Picasso used canvas. Morrison uses glass.
"A customer can come in with no idea what they want but by the time they've left, I have an idea of what they want," Morrison said. "If I can involve something personal with that customer, I feel like that connection remains part of the piece."
At Sunburst Stained Glass, that connection hangs on the walls, in the window and in a box on a table.
Morrison's schedule is booked until June 2013 but she's found the time for something special.
"This is the flag that was on my dad's casket at his internment," Morrison said. "I don't want to imagine losing something like this. It's something that can't be replaced."
Carefully, meticulously and methodically, Morrison peels apart the vinyl-based sticker. It's perforated around the edges of lettering that spells out a name.

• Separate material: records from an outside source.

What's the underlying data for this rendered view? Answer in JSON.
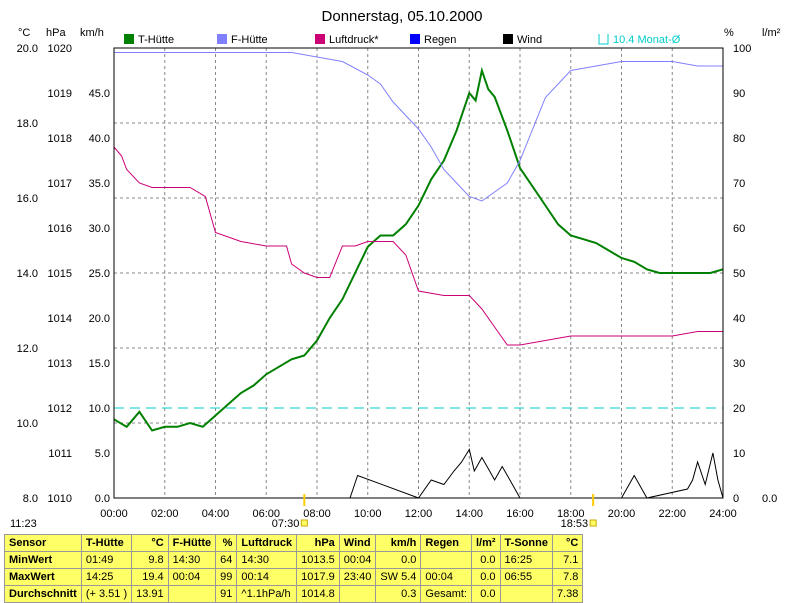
{
  "chart_data": {
    "type": "line",
    "title": "Donnerstag, 05.10.2000",
    "axes": {
      "left_temp": {
        "unit": "°C",
        "ticks": [
          "20.0",
          "18.0",
          "16.0",
          "14.0",
          "12.0",
          "10.0",
          "8.0"
        ],
        "range": [
          8,
          20
        ]
      },
      "left_hpa": {
        "unit": "hPa",
        "ticks": [
          "1020",
          "1019",
          "1018",
          "1017",
          "1016",
          "1015",
          "1014",
          "1013",
          "1012",
          "1011",
          "1010"
        ],
        "range": [
          1010,
          1020
        ]
      },
      "left_kmh": {
        "unit": "km/h",
        "ticks": [
          "45.0",
          "40.0",
          "35.0",
          "30.0",
          "25.0",
          "20.0",
          "15.0",
          "10.0",
          "5.0",
          "0.0"
        ],
        "range": [
          0,
          50
        ]
      },
      "right_pct": {
        "unit": "%",
        "ticks": [
          "100",
          "90",
          "80",
          "70",
          "60",
          "50",
          "40",
          "30",
          "20",
          "10",
          "0"
        ],
        "range": [
          0,
          100
        ]
      },
      "right_rain": {
        "unit": "l/m²",
        "ticks": [
          "0.0"
        ]
      },
      "x_ticks": [
        "00:00",
        "02:00",
        "04:00",
        "06:00",
        "08:00",
        "10:00",
        "12:00",
        "14:00",
        "16:00",
        "18:00",
        "20:00",
        "22:00",
        "24:00"
      ]
    },
    "legend": [
      {
        "name": "T-Hütte",
        "color": "#008000"
      },
      {
        "name": "F-Hütte",
        "color": "#8080ff"
      },
      {
        "name": "Luftdruck*",
        "color": "#cc0077"
      },
      {
        "name": "Regen",
        "color": "#0000ff"
      },
      {
        "name": "Wind",
        "color": "#000000"
      },
      {
        "name": "10.4 Monat-Ø",
        "color": "#00cccc"
      }
    ],
    "series": [
      {
        "name": "T-Hütte",
        "unit": "°C",
        "x": [
          0,
          0.5,
          1,
          1.5,
          2,
          2.5,
          3,
          3.5,
          4,
          4.5,
          5,
          5.5,
          6,
          6.5,
          7,
          7.5,
          8,
          8.5,
          9,
          9.5,
          10,
          10.5,
          11,
          11.5,
          12,
          12.5,
          13,
          13.5,
          14,
          14.25,
          14.5,
          14.75,
          15,
          15.5,
          16,
          16.5,
          17,
          17.5,
          18,
          18.5,
          19,
          19.5,
          20,
          20.5,
          21,
          21.5,
          22,
          22.5,
          23,
          23.5,
          24
        ],
        "y": [
          10.1,
          9.9,
          10.3,
          9.8,
          9.9,
          9.9,
          10.0,
          9.9,
          10.2,
          10.5,
          10.8,
          11.0,
          11.3,
          11.5,
          11.7,
          11.8,
          12.2,
          12.8,
          13.3,
          14.0,
          14.7,
          15.0,
          15.0,
          15.3,
          15.8,
          16.5,
          17.0,
          17.8,
          18.8,
          18.6,
          19.4,
          18.9,
          18.7,
          17.8,
          16.8,
          16.3,
          15.8,
          15.3,
          15.0,
          14.9,
          14.8,
          14.6,
          14.4,
          14.3,
          14.1,
          14.0,
          14.0,
          14.0,
          14.0,
          14.0,
          14.1
        ]
      },
      {
        "name": "F-Hütte",
        "unit": "%",
        "x": [
          0,
          1,
          2,
          3,
          4,
          5,
          6,
          7,
          8,
          9,
          10,
          10.5,
          11,
          11.5,
          12,
          12.5,
          13,
          13.5,
          14,
          14.5,
          15,
          15.5,
          16,
          16.5,
          17,
          18,
          19,
          20,
          21,
          22,
          23,
          24
        ],
        "y": [
          99,
          99,
          99,
          99,
          99,
          99,
          99,
          99,
          98,
          97,
          94,
          92,
          88,
          85,
          82,
          78,
          73,
          70,
          67,
          66,
          68,
          70,
          75,
          82,
          89,
          95,
          96,
          97,
          97,
          97,
          96,
          96
        ]
      },
      {
        "name": "Luftdruck*",
        "unit": "hPa",
        "x": [
          0,
          0.3,
          0.5,
          1,
          1.5,
          2,
          3,
          3.6,
          4,
          5,
          6,
          6.8,
          7,
          7.5,
          8,
          8.5,
          9,
          9.5,
          10,
          10.5,
          11,
          11.5,
          12,
          13,
          14,
          14.5,
          15,
          15.5,
          16,
          17,
          18,
          19,
          20,
          21,
          22,
          23,
          24
        ],
        "y": [
          1017.8,
          1017.6,
          1017.3,
          1017.0,
          1016.9,
          1016.9,
          1016.9,
          1016.7,
          1015.9,
          1015.7,
          1015.6,
          1015.6,
          1015.2,
          1015.0,
          1014.9,
          1014.9,
          1015.6,
          1015.6,
          1015.7,
          1015.7,
          1015.7,
          1015.4,
          1014.6,
          1014.5,
          1014.5,
          1014.2,
          1013.8,
          1013.4,
          1013.4,
          1013.5,
          1013.6,
          1013.6,
          1013.6,
          1013.6,
          1013.6,
          1013.7,
          1013.7
        ]
      },
      {
        "name": "Wind",
        "unit": "km/h",
        "x": [
          0,
          9.3,
          9.6,
          12,
          12.5,
          13,
          13.4,
          13.7,
          14,
          14.2,
          14.5,
          14.8,
          15,
          15.3,
          15.6,
          16,
          20,
          20.5,
          21,
          22.6,
          22.8,
          23,
          23.3,
          23.6,
          23.8,
          24
        ],
        "y": [
          0,
          0,
          2.5,
          0,
          2,
          1.5,
          3,
          4,
          5.4,
          3,
          4.5,
          3,
          2,
          3.5,
          2,
          0,
          0,
          2.5,
          0,
          1,
          2,
          4,
          1.5,
          5,
          2,
          0
        ]
      },
      {
        "name": "10.4 Monat-Ø",
        "unit": "°C",
        "x": [
          0,
          24
        ],
        "y": [
          10.4,
          10.4
        ]
      }
    ],
    "markers": [
      {
        "time": "07:30",
        "label": "07:30"
      },
      {
        "time": "18:53",
        "label": "18:53"
      }
    ],
    "corner_time": "11:23"
  },
  "stats": {
    "headers": [
      {
        "name": "Sensor",
        "unit": ""
      },
      {
        "name": "T-Hütte",
        "unit": "°C"
      },
      {
        "name": "F-Hütte",
        "unit": "%"
      },
      {
        "name": "Luftdruck",
        "unit": "hPa"
      },
      {
        "name": "Wind",
        "unit": "km/h"
      },
      {
        "name": "Regen",
        "unit": "l/m²"
      },
      {
        "name": "T-Sonne",
        "unit": "°C"
      }
    ],
    "rows": [
      {
        "label": "MinWert",
        "cells": [
          [
            "01:49",
            "9.8"
          ],
          [
            "14:30",
            "64"
          ],
          [
            "14:30",
            "1013.5"
          ],
          [
            "00:04",
            "0.0"
          ],
          [
            "",
            "0.0"
          ],
          [
            "16:25",
            "7.1"
          ]
        ]
      },
      {
        "label": "MaxWert",
        "cells": [
          [
            "14:25",
            "19.4"
          ],
          [
            "00:04",
            "99"
          ],
          [
            "00:14",
            "1017.9"
          ],
          [
            "23:40",
            "SW 5.4"
          ],
          [
            "00:04",
            "0.0"
          ],
          [
            "06:55",
            "7.8"
          ]
        ]
      },
      {
        "label": "Durchschnitt",
        "cells": [
          [
            "(+ 3.51 )",
            "13.91"
          ],
          [
            "",
            "91"
          ],
          [
            "^1.1hPa/h",
            "1014.8"
          ],
          [
            "",
            "0.3"
          ],
          [
            "Gesamt:",
            "0.0"
          ],
          [
            "",
            "7.38"
          ]
        ]
      }
    ]
  }
}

The name is Captain Harry E. Thompson, Morrison's late father.
Her newest masterpiece would be a tribute to her father who fought in World War II.
It would also be a gift to her sister.
"That flag has been in my sister's possession for a year," Morrison said. "As Christmas was approaching, I was trying to think of things for her. I thought about having a box made for the flag, a wooden box."
It would be a surprise.
Like any small business owner, Morrison went to another small business just down the road from her studio on Jennings Street. She went to Egan's Framing.
It was here where she'd receive a surprise in return.
"It didn't hit me for a few days," Morrison said. "I thought, oh my gosh, it just about bowled me over when I realized how close it had come."
"I picked up the box and flag just before the fire, almost literally just before the fire. Had the fire occurred a day earlier or I waited a little longer, it'd be gone."
Glass is brilliant, precious and fragile, much like the flag she nearly lost.
"There would have been regret," Morrison said. "But it's one of those things that happens just like the people who were lost in the action that led to this flag being so important.
In her work, Sue Morrison can see herself and a little bit of her father too.
That's one of life's most precious gifts.
And to think... it almost never happened.
Ultimately, the name of Morrison's father will stretch across the middle of the boxed flag with frosted glass. It should be done within the next couple days.